Two questions separate the serious partner from the reseller. First: "When a document is confidential to one client team, how does the assistant know not to answer from it for everyone else?" If the answer is "we rely on the underlying tool," push harder. Second, on the data itself — review OpenAI Enterprise Privacy or the equivalent for whatever model sits underneath, and confirm what gets submitted, what's retained, and who can approve production use. Then sanity-check the proposed timeline against the 90-day AI implementation plan instead of taking the roadmap deck at face value.
Score the work on one production workflow, not the strategy deck
Here's the test that cuts through everything. Ask the consultant to name a single workflow — say, an associate drafting a first-pass engagement letter, or support staff answering "what's our policy on X" — and then ask: what will be true at the end of that workflow's first live month that isn't true today? A strong answer is concrete and uncomfortable: "Drafting time on standard engagement letters drops from two hours to forty minutes, every answer cites the source document and version, and we have a weekly review where a partner spot-checks ten responses and flags any that pulled from the wrong source." A weak answer is a maturity model and a phased vision.
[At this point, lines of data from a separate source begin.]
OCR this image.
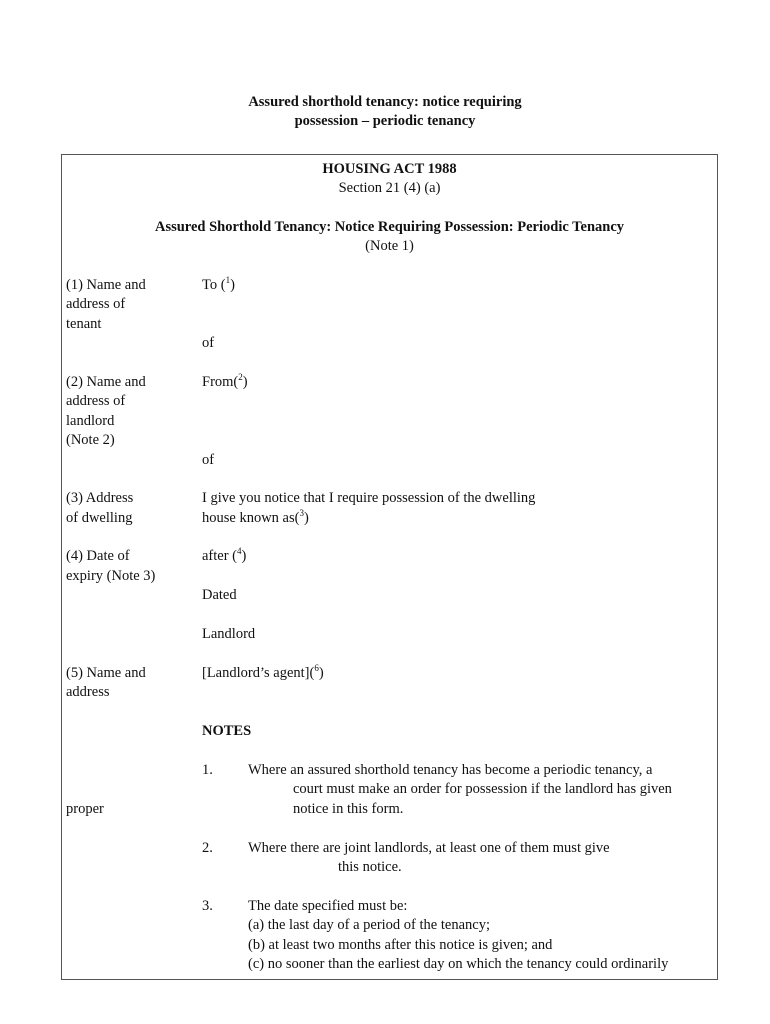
Assured shorthold tenancy: notice requiring
possession – periodic tenancy
HOUSING ACT 1988
Section 21 (4) (a)
Assured Shorthold Tenancy: Notice Requiring Possession: Periodic Tenancy
(Note 1)
(1) Name and
address of
tenant
(2) Name and
address of
landlord
(Note 2)
(3) Address
of dwelling
(4) Date of
expiry (Note 3)
(5) Name and
address
proper
To ($^1$)
of
From($^2$)
of
I give you notice that I require possession of the dwelling
house known as($^3$)
after ($^4$)
Dated
Landlord
[Landlord’s agent]($^6$)
NOTES
1. Where an assured shorthold tenancy has become a periodic tenancy, a
court must make an order for possession if the landlord has given
notice in this form.
2. Where there are joint landlords, at least one of them must give
this notice.
3. The date specified must be:
(a) the last day of a period of the tenancy;
(b) at least two months after this notice is given; and
(c) no sooner than the earliest day on which the tenancy could ordinarily
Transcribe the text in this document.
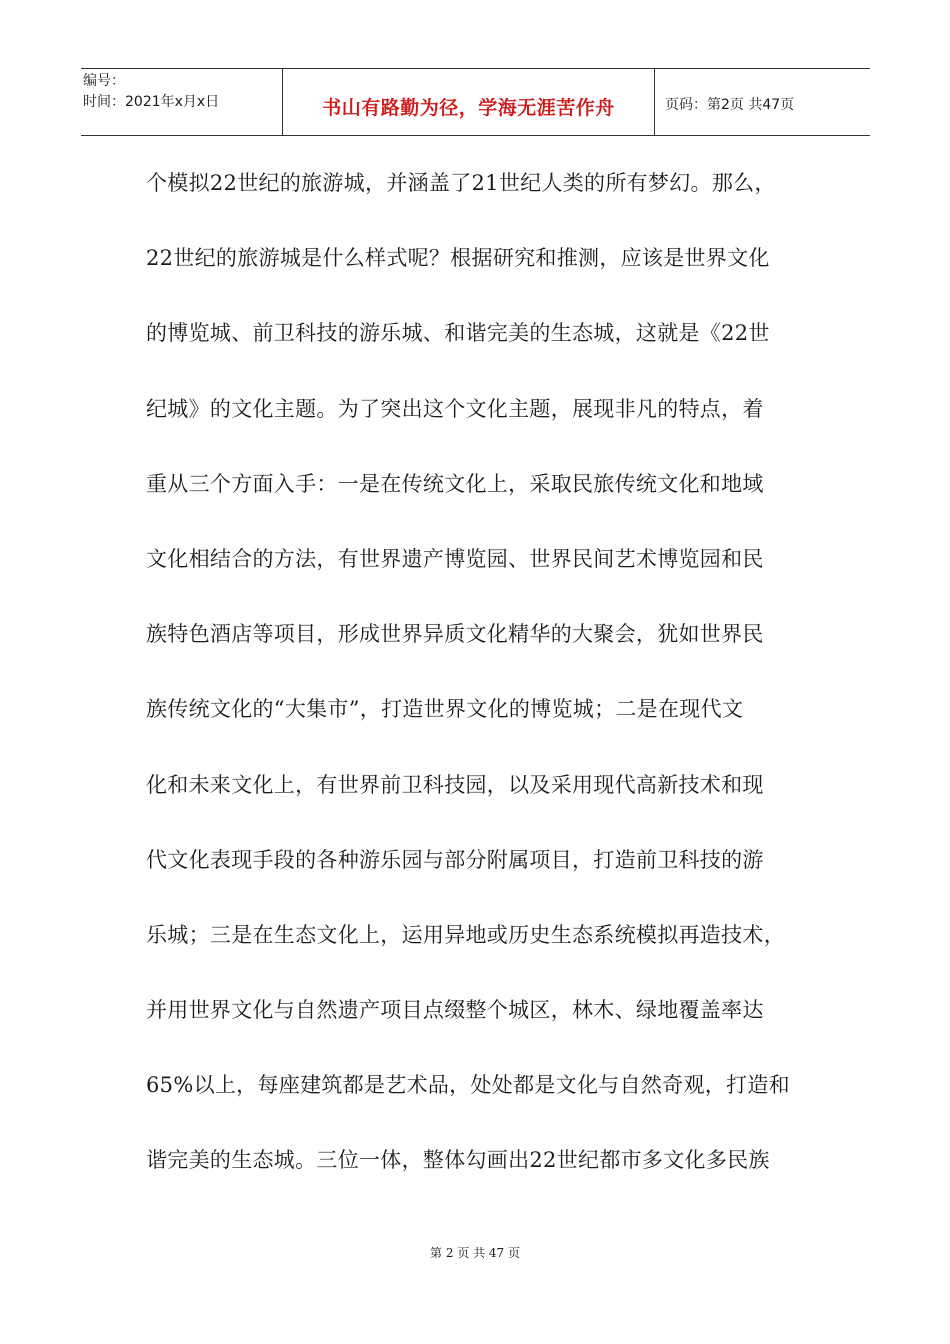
编号：
时间：2021年x月x日	书山有路勤为径，学海无涯苦作舟	页码：第2页 共47页
个模拟22世纪的旅游城，并涵盖了21世纪人类的所有梦幻。那么，
22世纪的旅游城是什么样式呢？根据研究和推测，应该是世界文化
的博览城、前卫科技的游乐城、和谐完美的生态城，这就是《22世
纪城》的文化主题。为了突出这个文化主题，展现非凡的特点，着
重从三个方面入手：一是在传统文化上，采取民旅传统文化和地域
文化相结合的方法，有世界遗产博览园、世界民间艺术博览园和民
族特色酒店等项目，形成世界异质文化精华的大聚会，犹如世界民
族传统文化的“大集市”，打造世界文化的博览城；二是在现代文
化和未来文化上，有世界前卫科技园，以及采用现代高新技术和现
代文化表现手段的各种游乐园与部分附属项目，打造前卫科技的游
乐城；三是在生态文化上，运用异地或历史生态系统模拟再造技术，
并用世界文化与自然遗产项目点缀整个城区，林木、绿地覆盖率达
65%以上，每座建筑都是艺术品，处处都是文化与自然奇观，打造和
谐完美的生态城。三位一体，整体勾画出22世纪都市多文化多民族
第 2 页 共 47 页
Notice what that good answer contains. A named owner. A baseline you can measure. A citation requirement so the assistant shows its work. A human review cadence. And a stop rule — the courage to say "if accuracy is below X after thirty days, we pause and fix the sources before we expand." For a professional services firm, where a wrong answer can travel into a client deliverable, that review loop isn't bureaucracy. It's the entire point of doing this carefully.
What you should walk away with is not a tool comparison and not a transformation narrative. It's one accountable workflow, one owner, and a number you can defend in a partners' meeting. To keep that number real and resist the temptation to claim savings nobody can trace, use AI ROI measurement without fake savings as your guardrail — and when you're ready to sequence the whole effort, that's what the AI roadmap is for.